The Board and Management of Cricket South Africa (CSA) has recently become aware of an unfortunate situation involving players and player contracts, through player intermediary, the South African Cricketers Association (SACA) in which speculation and indeed allegations of dereliction were leveled against CSA, following alleged non-payment of player fees, stemming from the Mzansi Super League arrangement, in 2018.
CSA is in the process of investigating this matter to determine the extent to which certain CSA employees were or were not derelict in fulfilling their duties. This is in line with the effort of ensuring that the principle of accountability is applied equally, fairly and without fear or favor throughout the organization.
Whilst the investigation of this matter is in progress, employees who are alleged to have been involved in this matter have been placed on precautionary suspension until the investigation is completed, following which disciplinary action could be instituted against the affected employees.
While CSA regrets this unfortunate situation, as an organization that promotes good governance and excellence in performance, we are pleased to report that, once uncovered, CSA successfully and quickly addressed this situation with SACA. In this regard an agreement was wherein all fees due to players will be transferred to SACA with immediate effect and through this mutual agreement, CSA and SACA have averted all potential interruptions to the game of cricket.
CSA assures the players, our stakeholders and all cricket fans at large that any kind of lapse in its processes that adversely impacts the game of cricket will be addressed accordingly.

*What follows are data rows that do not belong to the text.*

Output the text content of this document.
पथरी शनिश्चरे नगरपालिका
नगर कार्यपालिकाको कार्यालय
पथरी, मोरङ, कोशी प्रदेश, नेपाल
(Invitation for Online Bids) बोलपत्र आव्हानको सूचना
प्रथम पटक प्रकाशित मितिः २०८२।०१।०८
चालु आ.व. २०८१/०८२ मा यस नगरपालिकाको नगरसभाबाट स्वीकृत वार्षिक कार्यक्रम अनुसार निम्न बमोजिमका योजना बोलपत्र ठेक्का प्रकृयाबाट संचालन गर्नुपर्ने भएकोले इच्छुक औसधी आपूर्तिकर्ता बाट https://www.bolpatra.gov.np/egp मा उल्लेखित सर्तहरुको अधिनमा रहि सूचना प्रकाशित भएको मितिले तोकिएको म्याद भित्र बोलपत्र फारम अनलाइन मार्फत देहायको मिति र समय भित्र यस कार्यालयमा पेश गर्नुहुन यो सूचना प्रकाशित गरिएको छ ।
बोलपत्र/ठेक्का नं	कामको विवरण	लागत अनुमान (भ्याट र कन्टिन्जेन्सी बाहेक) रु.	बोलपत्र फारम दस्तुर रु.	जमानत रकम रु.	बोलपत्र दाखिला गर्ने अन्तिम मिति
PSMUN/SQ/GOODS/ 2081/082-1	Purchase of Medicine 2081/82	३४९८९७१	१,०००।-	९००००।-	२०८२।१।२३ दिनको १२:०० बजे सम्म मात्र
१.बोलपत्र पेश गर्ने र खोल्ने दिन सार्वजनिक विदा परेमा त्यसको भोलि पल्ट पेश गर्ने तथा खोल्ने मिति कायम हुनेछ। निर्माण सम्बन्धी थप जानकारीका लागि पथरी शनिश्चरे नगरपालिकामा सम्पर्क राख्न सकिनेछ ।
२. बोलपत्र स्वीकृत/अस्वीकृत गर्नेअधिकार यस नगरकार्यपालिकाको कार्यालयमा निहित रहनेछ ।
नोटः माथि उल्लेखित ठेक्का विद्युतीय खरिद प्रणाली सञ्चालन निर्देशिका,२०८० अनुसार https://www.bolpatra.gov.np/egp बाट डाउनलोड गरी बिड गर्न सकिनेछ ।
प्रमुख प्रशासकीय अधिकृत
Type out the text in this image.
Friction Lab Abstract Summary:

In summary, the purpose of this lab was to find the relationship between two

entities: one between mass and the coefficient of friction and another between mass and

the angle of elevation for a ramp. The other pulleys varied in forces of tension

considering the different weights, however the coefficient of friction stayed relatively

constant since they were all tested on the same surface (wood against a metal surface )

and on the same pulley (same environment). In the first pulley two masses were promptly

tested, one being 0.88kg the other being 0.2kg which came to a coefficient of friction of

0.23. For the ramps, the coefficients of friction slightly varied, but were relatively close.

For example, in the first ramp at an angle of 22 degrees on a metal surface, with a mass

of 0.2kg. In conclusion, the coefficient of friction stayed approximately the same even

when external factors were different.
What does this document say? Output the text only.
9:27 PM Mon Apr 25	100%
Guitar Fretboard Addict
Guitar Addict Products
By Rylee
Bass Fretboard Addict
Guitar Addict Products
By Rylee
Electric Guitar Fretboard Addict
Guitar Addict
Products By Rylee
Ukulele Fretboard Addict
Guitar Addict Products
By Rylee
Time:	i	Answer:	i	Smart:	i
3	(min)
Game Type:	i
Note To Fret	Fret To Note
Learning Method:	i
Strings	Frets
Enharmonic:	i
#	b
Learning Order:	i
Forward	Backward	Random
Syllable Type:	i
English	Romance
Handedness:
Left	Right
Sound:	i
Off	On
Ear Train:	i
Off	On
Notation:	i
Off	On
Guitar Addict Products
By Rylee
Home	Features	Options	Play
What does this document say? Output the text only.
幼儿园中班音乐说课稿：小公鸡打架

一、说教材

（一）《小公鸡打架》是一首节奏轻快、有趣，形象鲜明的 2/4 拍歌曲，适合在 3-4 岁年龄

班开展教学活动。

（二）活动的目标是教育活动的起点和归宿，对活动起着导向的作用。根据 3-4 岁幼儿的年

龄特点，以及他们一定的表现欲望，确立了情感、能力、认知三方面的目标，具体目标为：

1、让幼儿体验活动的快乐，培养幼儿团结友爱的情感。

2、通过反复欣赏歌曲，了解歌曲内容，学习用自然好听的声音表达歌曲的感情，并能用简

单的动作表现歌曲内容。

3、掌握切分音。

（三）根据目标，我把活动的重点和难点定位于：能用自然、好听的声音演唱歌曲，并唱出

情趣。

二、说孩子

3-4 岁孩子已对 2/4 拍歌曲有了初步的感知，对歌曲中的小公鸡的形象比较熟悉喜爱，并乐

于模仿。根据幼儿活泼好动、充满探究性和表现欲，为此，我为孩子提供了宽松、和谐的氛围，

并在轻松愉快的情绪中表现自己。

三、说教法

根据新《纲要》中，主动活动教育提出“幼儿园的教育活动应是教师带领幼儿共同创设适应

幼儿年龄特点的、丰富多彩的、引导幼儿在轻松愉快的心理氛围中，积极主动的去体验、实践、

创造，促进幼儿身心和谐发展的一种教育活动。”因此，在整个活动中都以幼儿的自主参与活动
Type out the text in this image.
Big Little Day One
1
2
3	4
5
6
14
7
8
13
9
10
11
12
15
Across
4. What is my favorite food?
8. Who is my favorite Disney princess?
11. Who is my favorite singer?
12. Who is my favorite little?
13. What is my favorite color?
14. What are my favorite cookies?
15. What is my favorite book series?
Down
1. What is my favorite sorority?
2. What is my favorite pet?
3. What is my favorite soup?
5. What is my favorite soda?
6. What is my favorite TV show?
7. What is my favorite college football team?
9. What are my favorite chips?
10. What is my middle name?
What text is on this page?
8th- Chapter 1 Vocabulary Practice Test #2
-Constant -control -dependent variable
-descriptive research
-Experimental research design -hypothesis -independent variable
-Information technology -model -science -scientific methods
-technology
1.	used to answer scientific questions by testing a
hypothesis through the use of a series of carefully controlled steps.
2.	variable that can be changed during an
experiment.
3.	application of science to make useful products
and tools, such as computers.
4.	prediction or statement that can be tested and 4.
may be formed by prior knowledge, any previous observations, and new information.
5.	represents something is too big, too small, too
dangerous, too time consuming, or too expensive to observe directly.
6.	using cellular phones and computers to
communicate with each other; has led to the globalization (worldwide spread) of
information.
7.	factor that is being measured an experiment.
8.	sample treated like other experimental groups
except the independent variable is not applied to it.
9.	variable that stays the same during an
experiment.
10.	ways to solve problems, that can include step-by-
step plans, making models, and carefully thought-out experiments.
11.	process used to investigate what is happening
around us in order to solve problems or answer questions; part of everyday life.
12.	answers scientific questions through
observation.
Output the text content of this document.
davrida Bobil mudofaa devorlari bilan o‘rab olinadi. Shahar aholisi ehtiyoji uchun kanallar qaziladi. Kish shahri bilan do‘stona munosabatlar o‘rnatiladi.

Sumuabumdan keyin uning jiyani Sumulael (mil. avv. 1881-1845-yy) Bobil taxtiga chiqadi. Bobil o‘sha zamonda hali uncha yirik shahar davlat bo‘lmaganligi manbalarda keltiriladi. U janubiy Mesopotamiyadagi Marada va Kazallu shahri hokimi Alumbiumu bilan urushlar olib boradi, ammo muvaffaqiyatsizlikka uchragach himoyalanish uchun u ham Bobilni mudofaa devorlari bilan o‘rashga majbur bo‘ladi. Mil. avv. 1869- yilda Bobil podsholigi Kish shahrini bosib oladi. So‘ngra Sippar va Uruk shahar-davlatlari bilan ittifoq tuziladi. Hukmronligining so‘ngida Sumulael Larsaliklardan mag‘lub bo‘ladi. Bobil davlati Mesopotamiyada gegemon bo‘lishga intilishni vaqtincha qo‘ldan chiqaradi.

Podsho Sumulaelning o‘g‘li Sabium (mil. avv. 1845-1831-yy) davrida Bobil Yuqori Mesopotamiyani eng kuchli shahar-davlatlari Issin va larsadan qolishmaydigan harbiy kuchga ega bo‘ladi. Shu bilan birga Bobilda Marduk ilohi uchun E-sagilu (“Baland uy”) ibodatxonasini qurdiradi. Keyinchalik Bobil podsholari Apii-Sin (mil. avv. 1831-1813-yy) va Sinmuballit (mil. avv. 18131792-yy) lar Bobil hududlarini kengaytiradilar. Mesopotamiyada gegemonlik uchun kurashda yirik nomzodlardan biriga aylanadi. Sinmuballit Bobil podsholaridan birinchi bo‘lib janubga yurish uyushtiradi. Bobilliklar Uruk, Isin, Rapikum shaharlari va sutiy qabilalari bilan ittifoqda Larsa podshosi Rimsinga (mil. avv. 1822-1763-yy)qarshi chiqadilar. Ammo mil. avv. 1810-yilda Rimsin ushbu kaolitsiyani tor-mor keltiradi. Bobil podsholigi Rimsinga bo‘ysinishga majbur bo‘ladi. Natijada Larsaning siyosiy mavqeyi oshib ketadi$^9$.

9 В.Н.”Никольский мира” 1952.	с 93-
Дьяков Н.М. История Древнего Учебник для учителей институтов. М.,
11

Thabang Moroe, CSA’s Chief Executive commented: “CSA wants to reassure all cricket fans and all cricket stakeholders that our organization and indeed our staff adhere to the highest ethical standards in all our dealings and that consistency and accountability remains uppermost in all our processes and procedures.
“It is our expectation that all our staff members, including third-party stakeholders who are associated with the CSA brand, should protect the reputation of CSA and the sport of cricket at all times.”